After a meeting of FIH officials on Saturday night two Chinese players and the team manager were suspended and the entire squad received a warning.
After officially apologising to the tournament director the Chinese went into last night's match with a 14-player squad but their flagging morale received a boost in the 20th minute when, against the run of play, they opened the scoring - Ying Liu's shot from a short corner was deflected past Alison Vance.
Once again a lack of finishing power, particularly from short corners, cost the Irish dear.

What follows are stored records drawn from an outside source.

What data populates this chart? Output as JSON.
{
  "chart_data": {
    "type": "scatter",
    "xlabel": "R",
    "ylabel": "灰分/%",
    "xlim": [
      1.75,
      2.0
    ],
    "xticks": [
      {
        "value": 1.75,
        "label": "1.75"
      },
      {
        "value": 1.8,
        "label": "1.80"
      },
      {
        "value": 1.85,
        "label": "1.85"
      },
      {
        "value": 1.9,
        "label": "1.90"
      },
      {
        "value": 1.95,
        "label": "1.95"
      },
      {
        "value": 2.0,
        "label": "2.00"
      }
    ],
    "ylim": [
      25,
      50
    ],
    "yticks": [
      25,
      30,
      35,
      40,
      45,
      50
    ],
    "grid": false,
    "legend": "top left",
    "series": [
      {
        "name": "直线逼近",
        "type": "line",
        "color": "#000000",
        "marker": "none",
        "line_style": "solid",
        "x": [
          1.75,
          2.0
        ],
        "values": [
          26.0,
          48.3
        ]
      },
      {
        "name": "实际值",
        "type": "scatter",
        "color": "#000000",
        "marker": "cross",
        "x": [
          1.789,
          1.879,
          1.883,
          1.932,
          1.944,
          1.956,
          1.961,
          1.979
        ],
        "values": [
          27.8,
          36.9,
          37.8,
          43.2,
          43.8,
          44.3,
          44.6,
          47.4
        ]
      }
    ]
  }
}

They failed to score from one of their 13 corners last night and, after six matches in the tournament, have a record of just four goals from 44.
Twelve minutes from time a Chinese counter-attack led to Liu's second goal and with just seven minutes to go Jian Chen sealed her country's place in next May's World Cup finals with her team's third goal.
"I think we played our heart out but we just weren't good enough tonight in terms of finishing - but in terms of general play we were probably better than we were against Japan, Canada or South Africa," said coach Terry Gregg at full time.
"I think we've done very well here to get this far. We played well in every game but we've only had the breaks in two and we're not good enough to win by right. The players have done very well, there's no shame, the wheels didn't come off and we stuck together. We've lifted our ranking so we should be proud of that."
Ireland play Russia tomorrow morning in their final match of the tournament, which will decide the seventh and eighth places. Earlier in the day England secured their qualification with a 2-1 victory over Russia in the 5th-8th place play-offs.
Ireland: A Vance, K Humphreys, A Thompson, J Stewart, C Craig, R Kohler, J Turner (capt), S Kelleher, C Devine, M Logue, J Burke. Subs: L McVicker, C McMahon, C O'Kelly.
China: H Ding, H Cheng, D Cai, H Chen, J Chen, Y Wang, Y Liu, L Qin, H Yong (capt), J Wang, J Huang. Subs: J B Chen, C Tang.
9th-12th place play-offs: Japan 5 (A Kato, K Miura, K Minbuta, S Iwao, T Tsuki), Zimbabwe 2 (S Northcroft, W Edwards); Spain 3 (T Motos, N Camon, S Munoz), Canada 2 (L Kopeck 2). 5th-8th place play-offs: England 2 (D Marston-Smith pen, T Cullen), Russia 1 (T Vasioukova); Ireland 0, China 3 (Y Liu 2, JB Chen).
Today's fixtures - Play-offs: 11th-12th: Zimbabwe v Canada, 8.0 a.m.; 9th-10th: Spain v Japan, 10.30 a.m. Semi-finals: South Africa v Scotland, 2.0; India v New Zealand, 4.30.